Metal fabrication is the process of creating parts, components, or structures from raw metal materials through cutting, forming, and assembling. It encompasses multiple processes—laser cutting, bending, welding, machining, finishing—rather than a single operation, transforming raw stock into engineered products ready for installation or assembly.

Is metal fabrication the same as welding?

No. Welding is one joining process within the broader field of metal fabrication. Fabrication encompasses many processes—cutting, bending, machining, finishing—of which welding is just one component.

What is an example of metal fabrication?

Common examples across fabrication types include:

  • Aerospace: Aircraft fuselage panels requiring tight tolerances and material traceability
  • Structural: Steel building frames governed by AISC specifications
  • Commercial/Food-grade: Stainless steel conveyors requiring sanitary finishes and corrosion resistance

What are the three types of metal fabrication?
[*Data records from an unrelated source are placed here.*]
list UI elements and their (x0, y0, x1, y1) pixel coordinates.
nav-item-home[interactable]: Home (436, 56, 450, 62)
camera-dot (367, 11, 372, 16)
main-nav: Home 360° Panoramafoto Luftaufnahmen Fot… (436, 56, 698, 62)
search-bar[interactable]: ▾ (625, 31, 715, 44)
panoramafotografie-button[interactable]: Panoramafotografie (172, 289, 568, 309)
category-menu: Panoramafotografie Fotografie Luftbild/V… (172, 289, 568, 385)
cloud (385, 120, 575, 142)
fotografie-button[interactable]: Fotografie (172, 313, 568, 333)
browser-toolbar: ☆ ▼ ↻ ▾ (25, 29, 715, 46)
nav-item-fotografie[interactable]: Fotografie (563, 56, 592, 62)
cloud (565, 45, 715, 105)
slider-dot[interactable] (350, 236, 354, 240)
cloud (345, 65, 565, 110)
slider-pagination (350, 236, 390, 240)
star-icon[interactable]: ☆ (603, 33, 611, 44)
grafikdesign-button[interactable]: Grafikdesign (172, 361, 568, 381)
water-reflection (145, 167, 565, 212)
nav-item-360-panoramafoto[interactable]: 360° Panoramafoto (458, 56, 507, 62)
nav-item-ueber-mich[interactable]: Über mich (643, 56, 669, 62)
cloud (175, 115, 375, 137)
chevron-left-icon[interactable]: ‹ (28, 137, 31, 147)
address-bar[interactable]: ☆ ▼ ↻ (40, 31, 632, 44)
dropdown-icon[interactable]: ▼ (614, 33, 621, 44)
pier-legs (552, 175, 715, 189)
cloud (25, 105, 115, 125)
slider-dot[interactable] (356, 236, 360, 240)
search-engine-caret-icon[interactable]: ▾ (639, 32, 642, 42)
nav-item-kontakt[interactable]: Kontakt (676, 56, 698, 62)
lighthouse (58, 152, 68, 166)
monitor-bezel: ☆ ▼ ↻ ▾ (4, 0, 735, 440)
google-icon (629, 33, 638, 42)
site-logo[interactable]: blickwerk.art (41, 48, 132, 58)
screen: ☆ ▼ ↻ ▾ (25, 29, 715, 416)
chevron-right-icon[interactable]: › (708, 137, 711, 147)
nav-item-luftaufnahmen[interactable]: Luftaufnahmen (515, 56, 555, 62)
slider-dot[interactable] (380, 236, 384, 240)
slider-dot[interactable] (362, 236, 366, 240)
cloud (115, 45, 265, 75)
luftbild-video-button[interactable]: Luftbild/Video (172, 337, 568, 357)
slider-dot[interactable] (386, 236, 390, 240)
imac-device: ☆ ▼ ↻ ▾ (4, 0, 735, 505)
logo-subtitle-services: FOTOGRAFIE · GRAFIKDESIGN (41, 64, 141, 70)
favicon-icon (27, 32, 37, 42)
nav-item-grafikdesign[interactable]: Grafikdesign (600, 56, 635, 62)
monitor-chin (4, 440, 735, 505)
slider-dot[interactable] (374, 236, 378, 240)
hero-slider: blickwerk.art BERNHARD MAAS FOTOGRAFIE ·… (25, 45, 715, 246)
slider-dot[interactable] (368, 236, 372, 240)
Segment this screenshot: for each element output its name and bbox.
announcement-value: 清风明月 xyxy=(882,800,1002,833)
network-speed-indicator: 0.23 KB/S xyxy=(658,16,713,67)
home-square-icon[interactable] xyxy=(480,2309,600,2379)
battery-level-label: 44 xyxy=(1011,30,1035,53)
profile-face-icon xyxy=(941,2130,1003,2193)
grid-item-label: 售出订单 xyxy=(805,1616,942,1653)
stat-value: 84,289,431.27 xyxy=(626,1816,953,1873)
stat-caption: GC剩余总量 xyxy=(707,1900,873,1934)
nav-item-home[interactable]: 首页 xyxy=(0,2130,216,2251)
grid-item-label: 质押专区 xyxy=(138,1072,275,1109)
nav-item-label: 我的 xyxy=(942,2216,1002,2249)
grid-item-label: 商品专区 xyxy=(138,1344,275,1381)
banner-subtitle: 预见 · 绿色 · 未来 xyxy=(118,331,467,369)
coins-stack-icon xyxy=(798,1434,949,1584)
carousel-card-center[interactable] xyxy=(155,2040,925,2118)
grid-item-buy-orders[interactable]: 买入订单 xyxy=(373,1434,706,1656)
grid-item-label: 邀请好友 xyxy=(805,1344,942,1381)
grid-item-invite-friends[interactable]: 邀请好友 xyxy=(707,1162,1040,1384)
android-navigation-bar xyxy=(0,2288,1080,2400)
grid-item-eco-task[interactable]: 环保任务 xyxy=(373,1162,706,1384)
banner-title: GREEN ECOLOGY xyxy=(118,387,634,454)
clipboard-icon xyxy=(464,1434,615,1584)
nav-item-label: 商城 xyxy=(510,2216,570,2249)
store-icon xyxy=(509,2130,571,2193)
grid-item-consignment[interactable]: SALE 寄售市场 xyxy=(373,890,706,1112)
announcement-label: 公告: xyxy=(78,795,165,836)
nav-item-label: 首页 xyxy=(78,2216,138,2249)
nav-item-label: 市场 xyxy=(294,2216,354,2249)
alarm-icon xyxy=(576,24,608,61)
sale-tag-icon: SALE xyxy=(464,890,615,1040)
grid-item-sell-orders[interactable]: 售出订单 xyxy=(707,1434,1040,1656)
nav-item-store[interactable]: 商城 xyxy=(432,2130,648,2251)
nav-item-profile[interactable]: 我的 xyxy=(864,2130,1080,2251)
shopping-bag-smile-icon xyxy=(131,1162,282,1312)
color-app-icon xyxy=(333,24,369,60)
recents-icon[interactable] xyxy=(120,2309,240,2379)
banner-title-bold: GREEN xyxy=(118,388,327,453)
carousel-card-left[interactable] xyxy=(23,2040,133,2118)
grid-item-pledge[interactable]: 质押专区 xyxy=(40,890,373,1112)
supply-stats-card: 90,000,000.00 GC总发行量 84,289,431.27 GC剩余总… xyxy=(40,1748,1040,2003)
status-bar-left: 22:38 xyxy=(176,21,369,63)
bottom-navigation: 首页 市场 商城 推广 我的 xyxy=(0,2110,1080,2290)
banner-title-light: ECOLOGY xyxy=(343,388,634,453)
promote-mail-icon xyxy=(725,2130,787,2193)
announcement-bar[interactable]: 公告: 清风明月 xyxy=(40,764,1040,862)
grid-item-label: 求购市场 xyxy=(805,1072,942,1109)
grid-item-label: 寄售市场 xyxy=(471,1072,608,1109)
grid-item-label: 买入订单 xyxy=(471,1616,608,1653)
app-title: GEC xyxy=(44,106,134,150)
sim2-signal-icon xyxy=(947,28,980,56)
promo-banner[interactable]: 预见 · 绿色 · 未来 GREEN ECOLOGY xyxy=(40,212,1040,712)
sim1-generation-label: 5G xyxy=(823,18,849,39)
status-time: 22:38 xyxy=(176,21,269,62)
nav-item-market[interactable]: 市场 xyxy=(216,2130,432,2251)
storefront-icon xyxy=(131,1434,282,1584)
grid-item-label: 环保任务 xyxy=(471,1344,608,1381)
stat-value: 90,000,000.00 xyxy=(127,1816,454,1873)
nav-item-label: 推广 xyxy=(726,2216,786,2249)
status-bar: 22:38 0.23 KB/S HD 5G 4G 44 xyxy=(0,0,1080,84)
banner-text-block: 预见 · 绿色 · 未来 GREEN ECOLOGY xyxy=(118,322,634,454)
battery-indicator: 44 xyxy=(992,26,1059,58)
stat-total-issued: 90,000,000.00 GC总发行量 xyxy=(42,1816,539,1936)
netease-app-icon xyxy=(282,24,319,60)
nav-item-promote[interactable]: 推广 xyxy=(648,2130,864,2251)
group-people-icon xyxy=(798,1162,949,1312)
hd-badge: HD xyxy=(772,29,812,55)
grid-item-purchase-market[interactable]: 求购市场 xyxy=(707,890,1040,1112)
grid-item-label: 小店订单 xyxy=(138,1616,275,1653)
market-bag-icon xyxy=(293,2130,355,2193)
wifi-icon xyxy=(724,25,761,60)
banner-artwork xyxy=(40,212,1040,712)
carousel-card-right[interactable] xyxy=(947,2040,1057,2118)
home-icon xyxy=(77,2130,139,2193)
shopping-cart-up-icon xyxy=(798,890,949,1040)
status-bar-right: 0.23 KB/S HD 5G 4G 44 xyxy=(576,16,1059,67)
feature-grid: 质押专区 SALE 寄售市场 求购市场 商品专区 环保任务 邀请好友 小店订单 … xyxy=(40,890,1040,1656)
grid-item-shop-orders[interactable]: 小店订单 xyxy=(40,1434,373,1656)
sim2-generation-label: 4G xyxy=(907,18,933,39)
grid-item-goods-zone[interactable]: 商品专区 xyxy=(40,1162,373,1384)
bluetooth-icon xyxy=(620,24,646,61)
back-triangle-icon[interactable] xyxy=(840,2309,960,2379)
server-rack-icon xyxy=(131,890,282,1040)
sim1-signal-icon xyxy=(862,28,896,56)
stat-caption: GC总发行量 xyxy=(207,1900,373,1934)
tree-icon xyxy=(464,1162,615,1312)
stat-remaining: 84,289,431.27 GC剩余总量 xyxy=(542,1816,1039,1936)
The three primary types are:

  • Industrial: Large-scale machinery and equipment parts for manufacturing and aerospace
  • Structural: Load-bearing construction components like beams, trusses, and building frames
  • Commercial: Precision parts for commercial spaces, emphasizing aesthetics and regulatory compliance

What is a production fabricator?

A production fabricator is a shop that manufactures the same component repeatedly at scale, as opposed to one-off or prototype work. They typically rely on CNC automation, robotic welding, and documented quality systems to maintain consistency across high-volume runs.

What's the difference between production and fabrication?

Fabrication refers to the process of shaping raw metal into parts using cutting, forming, and joining techniques. Production refers to the volume and rate at which those parts are manufactured. The two terms often overlap, but fabrication describes the method and production describes the output scale.